Mumbai: IDBI Bank Ltd., the lender with India’s worst-bad loan ratio, is seeking to curtail its soured debt by selling 100 billion rupees ($1.4 billion) of stressed assets and stepping up efforts to recover dues from delinquent borrowers.
“We have set up a war room to focus on recovering the non-performing loans while another team is keeping a check on loans showing early signs of stress,” Rakesh Sharma, chief executive officer of IDBI Bank said by phone. The lender wants to sell stressed loans “by June-end to quicken the pace of clean-up exercise.”
Indian lenders burdened with the world’s worst bad-loan ratio are stepping up effort to recover delinquent debt after the Reserve Bank of India announced tougher rules. The Mumbai-based lender’s turn-around efforts gathered pace after Life Insurance Corp. of India, the nation’s largest insurer, bought a controlling stake in the bank from Prime Minister Narendra Modi’s government. The insurer has infused more than 210 billion rupees into IDBI to bolster its risk buffers and bring it out of the regulator’s emergency program that restricts lending.

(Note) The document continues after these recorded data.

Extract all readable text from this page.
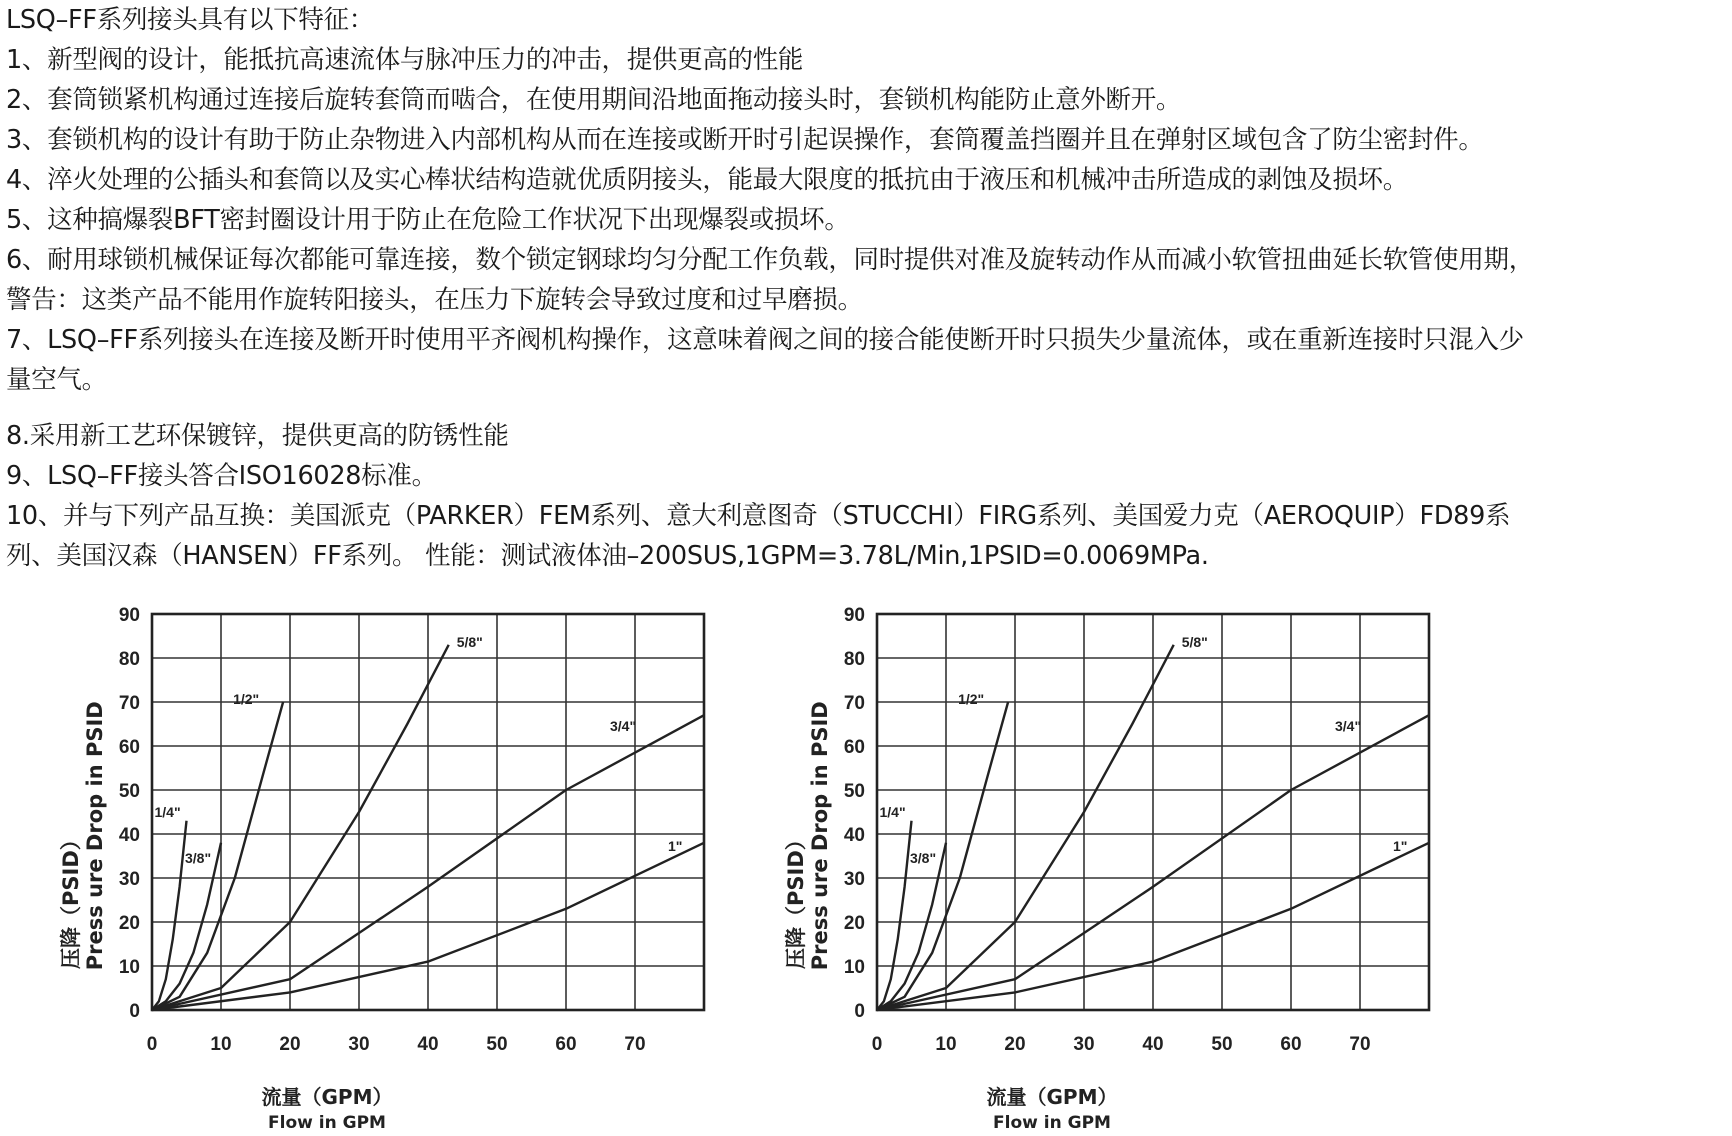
LSQ–FF系列接头具有以下特征：
1、新型阀的设计，能抵抗高速流体与脉冲压力的冲击，提供更高的性能
2、套筒锁紧机构通过连接后旋转套筒而啮合，在使用期间沿地面拖动接头时，套锁机构能防止意外断开。
3、套锁机构的设计有助于防止杂物进入内部机构从而在连接或断开时引起误操作，套筒覆盖挡圈并且在弹射区域包含了防尘密封件。
4、淬火处理的公插头和套筒以及实心棒状结构造就优质阴接头，能最大限度的抵抗由于液压和机械冲击所造成的剥蚀及损坏。
5、这种搞爆裂BFT密封圈设计用于防止在危险工作状况下出现爆裂或损坏。
6、耐用球锁机械保证每次都能可靠连接，数个锁定钢球均匀分配工作负载，同时提供对准及旋转动作从而减小软管扭曲延长软管使用期，
警告：这类产品不能用作旋转阳接头，在压力下旋转会导致过度和过早磨损。
7、LSQ–FF系列接头在连接及断开时使用平齐阀机构操作，这意味着阀之间的接合能使断开时只损失少量流体，或在重新连接时只混入少
量空气。
8.采用新工艺环保镀锌，提供更高的防锈性能
9、LSQ–FF接头答合ISO16028标准。
10、并与下列产品互换：美国派克（PARKER）FEM系列、意大利意图奇（STUCCHI）FIRG系列、美国爱力克（AEROQUIP）FD89系
列、美国汉森（HANSEN）FF系列。 性能：测试液体油–200SUS,1GPM=3.78L/Min,1PSID=0.0069MPa.
0	10	20	30	40	50	60	70
0
10
20
30
40
50
60
70
80
90
流量（GPM）
Flow in GPM
压降（PSID） Press ure Drop in PSID	1/4"
3/8"
1/2"
5/8"
3/4"
1"
0	10	20	30	40	50	60	70
0
10
20
30
40
50
60
70
80
90
流量（GPM）
Flow in GPM
压降（PSID） Press ure Drop in PSID	1/4"
3/8"
1/2"
5/8"
3/4"
1"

IDBI Bank will be out of the Reserve Bank’s prompt corrective action framework by September as bad-loan ratio narrows and profits rise, Sharma said. Banks sanctioned by the regulator are restricted from lending and expanding their network while they mend their balance sheets. IDBI’s gross bad loan ratio stood at about 30 percent as of Dec. 31, exchange filing shows.
The lender is also planning to raise about 10 billion rupees by selling its holding in National Stock Exchange and National Stock Depository Ltd. over the next month, the chief executive said on Sunday. According to Sharma the bank will also complete its sale of insurance and mutual fund units in 2019.